Extracellular ADP via P2Y1 receptors regulates lesion-induced cell proliferation and death in the adult zebrafish retina

ARIADNA BATTISTA , M. PAULA FAILLACE

Fort Lauderdale, Florida

Congreso; ARVO 2012 -Translational Research: Seeing the possibilities; 2012

The Association for Research in Vision and Ophtalmology (ARVO)

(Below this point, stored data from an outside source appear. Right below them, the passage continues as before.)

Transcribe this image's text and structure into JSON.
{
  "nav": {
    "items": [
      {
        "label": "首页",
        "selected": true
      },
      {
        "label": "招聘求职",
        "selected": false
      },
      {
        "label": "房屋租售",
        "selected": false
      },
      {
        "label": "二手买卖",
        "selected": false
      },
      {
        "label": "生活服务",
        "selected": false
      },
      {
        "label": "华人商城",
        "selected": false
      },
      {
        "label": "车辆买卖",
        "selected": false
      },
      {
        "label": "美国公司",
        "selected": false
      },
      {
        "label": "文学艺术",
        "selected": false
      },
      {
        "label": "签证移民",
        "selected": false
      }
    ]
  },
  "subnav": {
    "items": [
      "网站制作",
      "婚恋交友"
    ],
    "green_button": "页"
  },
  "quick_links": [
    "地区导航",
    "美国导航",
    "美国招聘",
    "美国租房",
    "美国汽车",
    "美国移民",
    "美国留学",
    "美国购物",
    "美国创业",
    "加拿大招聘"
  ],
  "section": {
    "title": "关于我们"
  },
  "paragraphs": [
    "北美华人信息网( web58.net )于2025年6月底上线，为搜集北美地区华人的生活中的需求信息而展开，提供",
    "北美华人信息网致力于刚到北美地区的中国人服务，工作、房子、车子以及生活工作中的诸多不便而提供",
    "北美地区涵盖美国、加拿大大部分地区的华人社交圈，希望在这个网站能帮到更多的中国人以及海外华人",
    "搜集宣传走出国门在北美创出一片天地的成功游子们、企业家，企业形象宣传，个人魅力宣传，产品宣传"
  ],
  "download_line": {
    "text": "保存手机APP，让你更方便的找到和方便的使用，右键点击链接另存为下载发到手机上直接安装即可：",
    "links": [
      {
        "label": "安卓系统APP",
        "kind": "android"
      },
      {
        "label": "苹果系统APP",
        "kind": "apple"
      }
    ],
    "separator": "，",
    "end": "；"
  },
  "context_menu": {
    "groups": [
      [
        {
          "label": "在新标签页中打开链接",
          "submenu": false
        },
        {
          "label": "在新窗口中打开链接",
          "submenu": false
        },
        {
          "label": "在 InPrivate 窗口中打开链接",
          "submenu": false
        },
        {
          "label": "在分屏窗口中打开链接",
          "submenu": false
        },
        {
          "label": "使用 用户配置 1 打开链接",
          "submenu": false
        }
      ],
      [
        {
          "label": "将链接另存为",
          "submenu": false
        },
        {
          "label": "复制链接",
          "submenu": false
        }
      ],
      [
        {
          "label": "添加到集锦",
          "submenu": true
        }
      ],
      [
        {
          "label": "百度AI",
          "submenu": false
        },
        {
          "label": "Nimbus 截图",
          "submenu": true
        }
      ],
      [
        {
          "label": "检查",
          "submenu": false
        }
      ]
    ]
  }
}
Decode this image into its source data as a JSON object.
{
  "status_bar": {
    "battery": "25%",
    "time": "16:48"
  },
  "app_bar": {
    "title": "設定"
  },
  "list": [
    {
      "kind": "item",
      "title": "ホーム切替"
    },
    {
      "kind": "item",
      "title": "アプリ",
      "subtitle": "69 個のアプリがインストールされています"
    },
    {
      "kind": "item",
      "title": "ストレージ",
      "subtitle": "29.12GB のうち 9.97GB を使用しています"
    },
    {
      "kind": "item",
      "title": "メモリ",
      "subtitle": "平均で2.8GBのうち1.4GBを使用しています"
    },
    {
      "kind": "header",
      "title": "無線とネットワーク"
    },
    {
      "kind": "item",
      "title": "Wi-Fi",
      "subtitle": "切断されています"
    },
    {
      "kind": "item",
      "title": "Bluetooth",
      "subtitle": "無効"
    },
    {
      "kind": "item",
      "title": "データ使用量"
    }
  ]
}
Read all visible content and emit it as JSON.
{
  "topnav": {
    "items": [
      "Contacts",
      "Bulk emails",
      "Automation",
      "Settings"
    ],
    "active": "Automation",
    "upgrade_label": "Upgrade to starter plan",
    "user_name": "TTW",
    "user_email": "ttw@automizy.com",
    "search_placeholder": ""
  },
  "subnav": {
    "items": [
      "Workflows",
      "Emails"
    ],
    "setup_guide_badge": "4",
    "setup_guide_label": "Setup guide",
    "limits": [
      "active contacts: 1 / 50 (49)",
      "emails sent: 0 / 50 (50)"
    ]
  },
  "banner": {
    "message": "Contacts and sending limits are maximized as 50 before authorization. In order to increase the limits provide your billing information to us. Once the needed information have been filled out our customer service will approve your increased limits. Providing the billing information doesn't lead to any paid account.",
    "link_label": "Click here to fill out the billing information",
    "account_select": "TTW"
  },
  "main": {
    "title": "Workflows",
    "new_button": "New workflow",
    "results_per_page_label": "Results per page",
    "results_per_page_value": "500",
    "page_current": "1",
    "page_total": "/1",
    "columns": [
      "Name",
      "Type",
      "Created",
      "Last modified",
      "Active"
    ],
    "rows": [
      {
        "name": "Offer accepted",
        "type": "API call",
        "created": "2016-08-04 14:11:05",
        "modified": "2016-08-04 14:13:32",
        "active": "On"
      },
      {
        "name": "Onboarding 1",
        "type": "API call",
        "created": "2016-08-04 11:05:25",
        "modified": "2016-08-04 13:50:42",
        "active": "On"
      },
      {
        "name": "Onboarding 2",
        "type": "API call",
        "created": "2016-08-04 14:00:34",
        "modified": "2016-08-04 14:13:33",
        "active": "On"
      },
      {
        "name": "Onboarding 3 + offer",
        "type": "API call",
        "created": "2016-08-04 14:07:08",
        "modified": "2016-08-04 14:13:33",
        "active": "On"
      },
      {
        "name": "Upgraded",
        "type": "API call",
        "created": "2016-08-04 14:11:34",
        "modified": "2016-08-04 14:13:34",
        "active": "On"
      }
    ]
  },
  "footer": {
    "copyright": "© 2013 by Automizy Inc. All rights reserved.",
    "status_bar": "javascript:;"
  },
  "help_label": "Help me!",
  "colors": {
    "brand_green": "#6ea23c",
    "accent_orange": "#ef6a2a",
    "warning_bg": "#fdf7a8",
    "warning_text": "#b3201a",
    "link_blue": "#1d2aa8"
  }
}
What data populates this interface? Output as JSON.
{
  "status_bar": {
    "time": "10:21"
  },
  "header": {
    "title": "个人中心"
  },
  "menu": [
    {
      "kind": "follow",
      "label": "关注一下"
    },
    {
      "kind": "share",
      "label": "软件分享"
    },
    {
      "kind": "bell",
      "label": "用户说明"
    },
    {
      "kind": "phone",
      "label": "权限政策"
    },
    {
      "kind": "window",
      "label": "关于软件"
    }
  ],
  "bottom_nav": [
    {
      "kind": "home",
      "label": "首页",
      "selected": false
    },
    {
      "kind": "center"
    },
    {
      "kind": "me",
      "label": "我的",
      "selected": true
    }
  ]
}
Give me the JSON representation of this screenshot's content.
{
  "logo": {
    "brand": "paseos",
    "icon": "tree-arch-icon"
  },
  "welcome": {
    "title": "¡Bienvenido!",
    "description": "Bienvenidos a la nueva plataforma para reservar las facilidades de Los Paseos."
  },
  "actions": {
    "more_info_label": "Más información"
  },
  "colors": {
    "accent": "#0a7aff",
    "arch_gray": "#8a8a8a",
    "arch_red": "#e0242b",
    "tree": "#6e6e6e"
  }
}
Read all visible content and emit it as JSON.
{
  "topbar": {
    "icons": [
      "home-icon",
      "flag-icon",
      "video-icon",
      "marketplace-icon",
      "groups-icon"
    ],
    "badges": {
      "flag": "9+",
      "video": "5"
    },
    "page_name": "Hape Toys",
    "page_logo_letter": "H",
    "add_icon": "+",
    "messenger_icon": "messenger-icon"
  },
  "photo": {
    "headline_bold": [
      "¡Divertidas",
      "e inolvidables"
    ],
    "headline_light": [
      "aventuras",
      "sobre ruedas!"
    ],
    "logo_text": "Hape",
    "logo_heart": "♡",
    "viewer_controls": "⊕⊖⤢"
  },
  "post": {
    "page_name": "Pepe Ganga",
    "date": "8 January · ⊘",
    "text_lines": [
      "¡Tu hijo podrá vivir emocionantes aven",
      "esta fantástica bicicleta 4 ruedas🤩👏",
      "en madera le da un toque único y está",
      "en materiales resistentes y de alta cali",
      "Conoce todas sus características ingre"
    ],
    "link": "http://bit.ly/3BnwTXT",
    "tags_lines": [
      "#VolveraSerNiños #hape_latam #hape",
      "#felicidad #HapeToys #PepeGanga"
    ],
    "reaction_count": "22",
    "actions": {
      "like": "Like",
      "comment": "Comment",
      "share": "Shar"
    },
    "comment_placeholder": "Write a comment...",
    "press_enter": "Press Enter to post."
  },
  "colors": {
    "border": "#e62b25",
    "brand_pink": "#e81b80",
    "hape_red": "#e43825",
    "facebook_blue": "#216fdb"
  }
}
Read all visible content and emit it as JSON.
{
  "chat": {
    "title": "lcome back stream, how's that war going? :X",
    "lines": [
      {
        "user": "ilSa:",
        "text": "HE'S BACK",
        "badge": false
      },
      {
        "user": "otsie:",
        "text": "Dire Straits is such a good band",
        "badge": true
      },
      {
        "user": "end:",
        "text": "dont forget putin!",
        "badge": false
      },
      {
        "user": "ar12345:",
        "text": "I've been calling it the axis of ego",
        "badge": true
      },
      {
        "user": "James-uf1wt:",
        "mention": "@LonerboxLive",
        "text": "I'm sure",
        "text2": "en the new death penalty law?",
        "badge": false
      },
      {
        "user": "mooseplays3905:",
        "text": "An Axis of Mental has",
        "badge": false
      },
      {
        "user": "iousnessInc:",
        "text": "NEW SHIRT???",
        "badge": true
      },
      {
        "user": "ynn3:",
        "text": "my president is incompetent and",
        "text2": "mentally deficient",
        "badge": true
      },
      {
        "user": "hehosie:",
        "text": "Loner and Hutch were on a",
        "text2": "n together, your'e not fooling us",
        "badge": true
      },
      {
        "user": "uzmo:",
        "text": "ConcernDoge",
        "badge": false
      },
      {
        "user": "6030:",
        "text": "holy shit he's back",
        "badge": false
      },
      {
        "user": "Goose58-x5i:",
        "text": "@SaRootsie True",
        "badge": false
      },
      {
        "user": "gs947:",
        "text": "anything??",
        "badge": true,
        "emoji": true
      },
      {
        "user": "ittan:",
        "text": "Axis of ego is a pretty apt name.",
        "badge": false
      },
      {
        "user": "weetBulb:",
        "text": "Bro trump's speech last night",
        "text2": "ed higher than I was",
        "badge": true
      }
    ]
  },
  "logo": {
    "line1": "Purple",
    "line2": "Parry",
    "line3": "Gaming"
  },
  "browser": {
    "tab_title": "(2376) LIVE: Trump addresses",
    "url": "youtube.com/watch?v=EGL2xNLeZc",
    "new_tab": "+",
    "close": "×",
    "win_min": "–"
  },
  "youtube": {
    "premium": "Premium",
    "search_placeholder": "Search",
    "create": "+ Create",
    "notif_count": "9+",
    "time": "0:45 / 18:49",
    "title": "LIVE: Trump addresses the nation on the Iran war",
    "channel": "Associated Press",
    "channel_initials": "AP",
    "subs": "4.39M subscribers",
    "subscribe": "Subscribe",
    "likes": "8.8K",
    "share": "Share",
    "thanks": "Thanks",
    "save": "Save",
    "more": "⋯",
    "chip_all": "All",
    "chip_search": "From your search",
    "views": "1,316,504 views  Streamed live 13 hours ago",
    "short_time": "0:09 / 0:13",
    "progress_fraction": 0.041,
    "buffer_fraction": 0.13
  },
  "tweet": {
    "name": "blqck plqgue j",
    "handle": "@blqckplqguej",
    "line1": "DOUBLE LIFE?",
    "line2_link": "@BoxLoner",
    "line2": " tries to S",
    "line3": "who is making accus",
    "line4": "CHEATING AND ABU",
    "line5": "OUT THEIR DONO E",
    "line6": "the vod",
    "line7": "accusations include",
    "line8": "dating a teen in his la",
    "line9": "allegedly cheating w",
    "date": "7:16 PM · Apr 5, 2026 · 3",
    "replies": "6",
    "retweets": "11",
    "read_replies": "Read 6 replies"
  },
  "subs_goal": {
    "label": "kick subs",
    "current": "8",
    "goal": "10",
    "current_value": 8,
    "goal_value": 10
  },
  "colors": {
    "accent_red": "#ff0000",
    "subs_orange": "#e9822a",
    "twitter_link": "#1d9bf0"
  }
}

Extracellular ADP via P2Y1 receptors regulates lesion-induced cell proliferation and death in the adult zebrafish retina Authors: Ariadna Gabriela Battista1 and Maria Paula Faillace1,2 Affiliations: 1. Department of Physiology, School of Medicine, University of Buenos Aires 2. Institute of Biological Chemistry and Physicochemistry (IQUIFIB)-CONICET Purpose: Regeneration and growth that occurs in the adult teleost retina have been helpful in identifying molecular and cellular mechanisms underlying cell proliferation and differentiation. Retina cannot regenerate if photoreceptor cells remain undamaged. However, it has also been described that damage to the inner retinal cells can trigger retinal repair without disturbing photoreceptor cells. The aim of this study was to investigate the role of extracellular nucleotides on retinal regeneration. Methods: Zebrafish were lesioned by intravitreal injections of different concentrations of ouabain. Then, apyrase (enzyme that hydrolyses nucleotides) or different antagonists of purinergic receptors were injected daily for 6 days in the ouabain-treated eyes. On day 7, cell proliferation or death were determined. Cell proliferation was assessed by BrdU incorporation for either 6-day or 24-hour periods. Results: We observed that treatment with MRS2179, an antagonist of the ADP-activated P2Y1 receptor, completely blocked lesion-induced increase in cell division. In contrast, cell proliferation was not affected by blocking ADP-activated P2Y12 and P2Y13 receptors. Likewise, the injection of an antagonist of adenosine P1 receptors or a mixture of antagonists for ATP-activated P2Y11 or P2X1, P2X2, P2X3 receptors did not modify lesion-induced cell division. Additionally, extracellular nucleotides hydrolysis by treatment with apyrase significantly increased cell death in injured retinas. This effect was partially reproduced by blocking P2Y1 receptors. We also observed, by qRT-PCR, that lesioned-retinas showed a significant increase of P2Y1 receptor mRNA expression relative to non-damaged retinas in the proliferative phase, whereas P2Y12 and P2X7 receptor mRNA levels did not change. Conclusions: Nucleotides, particularly ADP action via P2Y1 receptors, are necessary to control cell-cycle activity to enhance progenitor cell proliferation during retinal repair, regardless the magnitude of the injury or if this includes photoreceptor cell death.